Me coloqué junto a Mariana y la tomé de la mano. Enseguida se nos unió Lenka. Continué lo que Mariana había comenzado:

—Déjanos en paz. No te hemos hecho nada. Pero si quieres pegarnos, aquí estamos. No vamos a defendernos.

—«No vamos a defendernos, no vamos a defendernos…» Pero… ¿tú estás loca? Si le hubiera dado por atizarnos, ¡nos habría hecho pedazos!

Lenka casi gritaba. Sus ojos brillaban y la emoción le había resecado la lengua hasta sentirla como el papel de estraza con que la tendera le envolvía el pescado a su madre y, debajo de la trenca, sentía su menudo cuerpo empapado de sudor. Reíamos a carcajadas mientras corríamos camino de nuestras casas por la calle Jecná, nerviosas pero contentas de haber salido indemnes y, mucho más, de haberlo hecho juntas. No percibíamos el frío que descendía hacia la tierra ni la caída de la noche inmensa ni las miradas de los que espiaban nuestra felicidad.

—Bueno, es un truco que conocí en mi país, lo usaban muchos para fastidiar a los ingrese. Se lo inventó un gran hombre que se llamaba Gandhi. No siempre da resultado, pero de todos modos ¿podríamos haber hecho algo más para evitar que nos sacudiera?

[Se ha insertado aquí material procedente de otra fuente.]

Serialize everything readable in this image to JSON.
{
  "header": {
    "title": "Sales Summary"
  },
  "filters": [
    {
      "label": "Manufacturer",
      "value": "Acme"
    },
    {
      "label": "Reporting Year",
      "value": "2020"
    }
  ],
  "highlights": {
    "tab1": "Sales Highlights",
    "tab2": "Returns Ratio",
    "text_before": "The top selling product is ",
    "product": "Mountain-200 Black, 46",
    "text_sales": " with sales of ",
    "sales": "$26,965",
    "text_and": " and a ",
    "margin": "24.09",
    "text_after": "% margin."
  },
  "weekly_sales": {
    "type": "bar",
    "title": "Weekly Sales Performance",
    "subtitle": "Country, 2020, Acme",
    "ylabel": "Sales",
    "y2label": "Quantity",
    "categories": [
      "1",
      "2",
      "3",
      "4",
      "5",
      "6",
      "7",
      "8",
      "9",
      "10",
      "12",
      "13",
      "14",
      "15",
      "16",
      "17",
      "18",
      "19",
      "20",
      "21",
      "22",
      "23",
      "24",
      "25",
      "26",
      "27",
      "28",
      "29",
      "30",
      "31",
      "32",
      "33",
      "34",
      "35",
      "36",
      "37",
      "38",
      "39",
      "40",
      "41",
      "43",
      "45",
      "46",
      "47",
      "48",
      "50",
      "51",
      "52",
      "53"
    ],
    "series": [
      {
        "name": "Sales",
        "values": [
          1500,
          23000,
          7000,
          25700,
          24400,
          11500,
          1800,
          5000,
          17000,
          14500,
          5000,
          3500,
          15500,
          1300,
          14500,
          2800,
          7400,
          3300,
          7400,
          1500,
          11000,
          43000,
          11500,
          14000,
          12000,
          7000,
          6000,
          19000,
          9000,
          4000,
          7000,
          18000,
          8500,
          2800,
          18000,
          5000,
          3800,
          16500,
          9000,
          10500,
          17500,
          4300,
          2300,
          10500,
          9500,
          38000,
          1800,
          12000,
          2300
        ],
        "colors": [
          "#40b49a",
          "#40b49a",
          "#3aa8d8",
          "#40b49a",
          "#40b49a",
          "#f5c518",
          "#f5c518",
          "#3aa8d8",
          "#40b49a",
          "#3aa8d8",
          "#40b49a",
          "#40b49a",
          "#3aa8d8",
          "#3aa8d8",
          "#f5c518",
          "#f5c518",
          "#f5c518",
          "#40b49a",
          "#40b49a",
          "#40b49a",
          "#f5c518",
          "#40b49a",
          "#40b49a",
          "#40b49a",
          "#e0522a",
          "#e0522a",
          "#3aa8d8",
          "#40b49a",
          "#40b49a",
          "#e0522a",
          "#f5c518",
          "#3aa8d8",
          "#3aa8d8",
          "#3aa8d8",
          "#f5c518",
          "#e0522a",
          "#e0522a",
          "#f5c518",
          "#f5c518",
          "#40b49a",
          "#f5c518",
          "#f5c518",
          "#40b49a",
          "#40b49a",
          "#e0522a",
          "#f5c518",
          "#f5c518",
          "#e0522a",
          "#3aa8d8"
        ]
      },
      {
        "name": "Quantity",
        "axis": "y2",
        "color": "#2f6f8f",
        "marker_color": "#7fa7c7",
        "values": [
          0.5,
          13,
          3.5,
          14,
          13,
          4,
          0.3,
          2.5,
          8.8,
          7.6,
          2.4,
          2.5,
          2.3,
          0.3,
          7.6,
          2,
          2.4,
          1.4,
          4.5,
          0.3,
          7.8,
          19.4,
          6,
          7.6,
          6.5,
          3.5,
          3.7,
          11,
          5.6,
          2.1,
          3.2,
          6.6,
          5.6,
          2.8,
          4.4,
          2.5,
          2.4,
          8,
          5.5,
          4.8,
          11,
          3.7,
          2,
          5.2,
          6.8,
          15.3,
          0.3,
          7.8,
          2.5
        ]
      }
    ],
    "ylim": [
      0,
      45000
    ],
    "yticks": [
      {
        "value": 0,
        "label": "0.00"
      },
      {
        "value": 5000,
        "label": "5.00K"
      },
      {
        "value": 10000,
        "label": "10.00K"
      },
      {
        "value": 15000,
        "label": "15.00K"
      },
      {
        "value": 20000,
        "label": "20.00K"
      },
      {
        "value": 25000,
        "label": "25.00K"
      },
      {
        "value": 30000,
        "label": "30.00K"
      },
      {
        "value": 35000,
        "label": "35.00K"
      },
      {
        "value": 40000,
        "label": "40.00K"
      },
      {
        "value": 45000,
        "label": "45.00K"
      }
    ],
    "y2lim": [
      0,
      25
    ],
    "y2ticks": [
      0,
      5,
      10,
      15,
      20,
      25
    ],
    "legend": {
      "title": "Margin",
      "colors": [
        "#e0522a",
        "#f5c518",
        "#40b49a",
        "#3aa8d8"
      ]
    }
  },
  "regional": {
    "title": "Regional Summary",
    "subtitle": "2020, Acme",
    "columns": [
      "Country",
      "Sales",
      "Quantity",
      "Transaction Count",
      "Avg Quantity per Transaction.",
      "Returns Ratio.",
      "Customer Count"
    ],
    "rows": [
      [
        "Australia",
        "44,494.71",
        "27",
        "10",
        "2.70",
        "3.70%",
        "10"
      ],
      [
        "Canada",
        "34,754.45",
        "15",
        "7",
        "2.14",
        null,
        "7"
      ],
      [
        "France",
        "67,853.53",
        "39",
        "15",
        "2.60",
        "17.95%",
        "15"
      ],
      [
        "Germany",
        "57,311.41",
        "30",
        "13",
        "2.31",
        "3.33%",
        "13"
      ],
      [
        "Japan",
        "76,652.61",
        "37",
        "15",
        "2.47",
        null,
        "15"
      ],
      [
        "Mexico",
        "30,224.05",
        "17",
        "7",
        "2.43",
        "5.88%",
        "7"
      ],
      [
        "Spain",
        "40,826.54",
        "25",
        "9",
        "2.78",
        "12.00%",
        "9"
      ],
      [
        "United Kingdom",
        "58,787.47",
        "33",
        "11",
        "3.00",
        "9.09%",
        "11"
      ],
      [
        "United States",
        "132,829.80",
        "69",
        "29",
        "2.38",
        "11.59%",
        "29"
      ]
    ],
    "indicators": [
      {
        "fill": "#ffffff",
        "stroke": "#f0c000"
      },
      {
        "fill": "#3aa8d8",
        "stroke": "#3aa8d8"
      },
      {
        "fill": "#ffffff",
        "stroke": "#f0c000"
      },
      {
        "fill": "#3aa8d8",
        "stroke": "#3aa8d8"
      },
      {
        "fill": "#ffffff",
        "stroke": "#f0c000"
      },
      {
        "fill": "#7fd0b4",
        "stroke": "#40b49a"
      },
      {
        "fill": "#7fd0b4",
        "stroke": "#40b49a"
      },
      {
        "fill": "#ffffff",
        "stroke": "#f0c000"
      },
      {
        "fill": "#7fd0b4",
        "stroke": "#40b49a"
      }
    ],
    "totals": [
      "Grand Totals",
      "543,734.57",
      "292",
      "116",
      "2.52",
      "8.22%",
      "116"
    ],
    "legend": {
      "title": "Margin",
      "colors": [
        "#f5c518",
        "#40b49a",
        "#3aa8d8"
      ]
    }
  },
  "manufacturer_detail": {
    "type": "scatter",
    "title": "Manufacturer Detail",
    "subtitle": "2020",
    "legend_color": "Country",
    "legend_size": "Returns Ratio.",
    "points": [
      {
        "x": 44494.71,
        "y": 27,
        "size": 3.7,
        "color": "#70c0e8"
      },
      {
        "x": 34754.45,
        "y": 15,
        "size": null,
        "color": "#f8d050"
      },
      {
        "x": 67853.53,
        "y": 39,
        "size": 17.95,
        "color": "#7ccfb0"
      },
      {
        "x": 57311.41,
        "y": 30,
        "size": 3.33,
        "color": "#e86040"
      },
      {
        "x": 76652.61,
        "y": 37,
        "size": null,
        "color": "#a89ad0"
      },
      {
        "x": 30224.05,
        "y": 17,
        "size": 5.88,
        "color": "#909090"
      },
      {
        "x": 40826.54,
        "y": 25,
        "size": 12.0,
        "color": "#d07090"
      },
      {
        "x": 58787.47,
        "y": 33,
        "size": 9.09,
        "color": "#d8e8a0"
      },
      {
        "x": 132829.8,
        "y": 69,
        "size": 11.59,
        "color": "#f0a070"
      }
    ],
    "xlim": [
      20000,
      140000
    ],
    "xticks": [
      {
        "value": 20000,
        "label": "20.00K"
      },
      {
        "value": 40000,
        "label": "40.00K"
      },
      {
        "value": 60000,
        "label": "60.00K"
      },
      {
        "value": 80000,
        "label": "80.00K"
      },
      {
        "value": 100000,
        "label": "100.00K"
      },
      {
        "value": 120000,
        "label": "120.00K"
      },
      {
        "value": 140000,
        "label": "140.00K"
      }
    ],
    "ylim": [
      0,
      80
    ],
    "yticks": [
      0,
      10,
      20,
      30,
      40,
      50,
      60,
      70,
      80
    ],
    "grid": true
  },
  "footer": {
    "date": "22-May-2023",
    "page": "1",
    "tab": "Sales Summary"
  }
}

Pero yo ocultaba un pesar que no deseaba compartir con ellas: me había equivocado. Estaba empezando a creer que Gabriel había comenzado a aceptarme y sin embargo… Ahora no podía quitarme de la mente su mirada displicente y su menosprecio. Pero me callé y me abracé a ellas. Ese era el mejor modo de celebrar nuestra pequeña gran victoria. Ese, y la gran chocolatina que la dependienta de la bombonería Rupa en la que entrábamos a menudo, muchas más veces a mirar que a comprar, nos dio a cada una a cambio de un beso y tres chelines, que era todo lo que a Lenka le quedaba de la paga de los domingos. Nunca habíamos saboreado un chocolate como aquel, aunque jamás llegaríamos a saber si había sido porque era el mejor que probaríamos en nuestra vida o porque las victorias siempre dulcifican los sentidos.